Apaisé par les ondulations de fréquence, il bascula la tête en arrière et regarda le ciel, du moins le revêtement aux reflets bleutés installé au-delà du dôme vitré. Cela faisait une éternité que l'on se protégeait ainsi. Ses ancêtres avaient connu le vrai ciel, et les rayons de l'astre, le soleil. Ça devait être quelque chose ! Depuis la grande explosion, on avait recours à la lumière artificielle. Diffusée partout, en continu, cette lumière douce apportait sérénité et apaisement. Les ombres avaient cessé d'exister. Les vieux racontaient qu'au début, le monde entier était perplexe, perdu, car les ombres faisaient partie de leur quotidien. Elles étaient partout autour d'eux. Que certains étaient devenus fous, qu'ils imploraient le ciel de leur redonner ces éléments, les nuages, qui ombrageaient la terre. Qu'ils couraient partout en hurlant de redonner l'ombre aux arbres, à la nature. Quelle folie ! En ce temps-là, on en trouvait sous chaque objet, derrière chaque porte, chaque meuble. Irùn avait du mal à se figurer tout cela. Personne ne savait plus à quoi cela ressemblait de toute façon.
Il soupira. C'était le deuxième soupir depuis ce matin, et ce n'était pas normal. Il avait pourtant fait sa vaccination le mois dernier. Devait-il en parler à Dana ? Cela faisait quelques semaines maintenant qu'il cachait son état. Il se sentait mou, et des pensées bizarres, sombres venaient le hanter. Un sentiment qui le mettait terriblement mal à l'aise, et que même les fréquences n'arrivaient pas à espacer.
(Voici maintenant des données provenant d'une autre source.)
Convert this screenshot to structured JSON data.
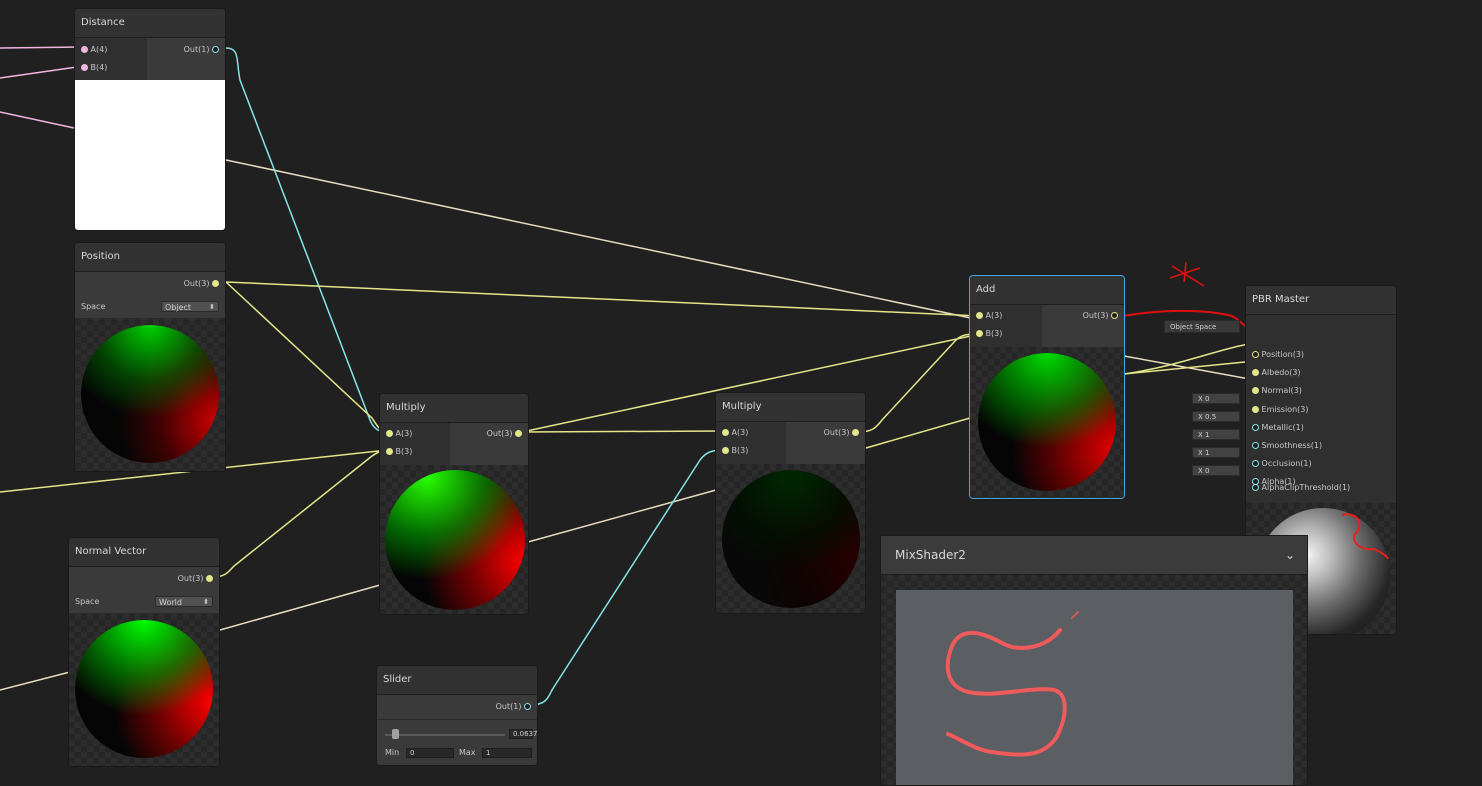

Le « Mal du siècle »... Cette maladie dont parlaient les anciens, qui touchait beaucoup de gens jusqu'à la fin de l'Époque maudite. Juste avant l'explosion. Avant la nouvelle ère. Ce mal qui rongeait les êtres petit à petit, qu'ils appelaient « dépression ». Ce mot, il avait été le rechercher dans les registres historiques, à la bibliothèque. Il avait alors relu les légendes, les histoires à dormir debout de ce temps-là. Les ombres, qui soi-disant apportaient du réconfort et protégeaient du soleil, mais qui en réalité plombaient le moral des hommes, qui les faisaient littéralement tomber dans des dépressions terribles. Les ombres qui n'existaient donc pas seulement dehors mais qui faisaient partie intégrante de leur être ! Et qui pouvaient détruire certains, jusqu'à les pousser au suicide... Les plus courageux, ceux qui avaient décidé de parler, s'en sortaient parfois. Mais ils restaient fragiles et marqués à vie par les doutes. En lisant tout cela, Irùn s'était réjoui de vivre ici et maintenant. Depuis la décision de la Direction d'allumer le monde en permanence, les problèmes d'humeur avaient été partout éradiqués. Avec un peu de pédagogie active, et un suivi rigoureux de l'Agence pour la santé, plus personne n'avait de pensées sordides. Plus de larmes, sinon de joie. C'était cela, le bonheur tant recherché à l'Époque. Ils auraient dû y penser ! Dans le dictionnaire certains mots désuets avaient été supprimés. Nostalgie, mélancolie. Tout était bien expliqué dans les écrits. La science, les médecins, l'Agence... tous avaient travaillé et fait en sorte que l'on n'ait plus qu'une facette à notre personnalité. Et pas des moindres ! Une facette toute brillante, polie de bonheur, gaillarde. Que tout le monde se devait d'entretenir. Cela faisait, bien sûr, partie des clauses. Bonne humeur, rire, projets ambitieux, optimisme, opérations fructueuses, amis, famille, convivialité... Toute la Congrégation était rayonnante de santé, de bienveillance. On était clair, on était sûr de soi. Des avis tranchés, sans nuance. « Aucune ombre au tableau ! », comme le rappelait inlassablement la Direction à travers ses messages matinaux. Une vie paisible, sans demi-teinte. Une vie remplie, sans demi-mesure, baignant dans la plénitude, la lumière. Une surexposition au bonheur.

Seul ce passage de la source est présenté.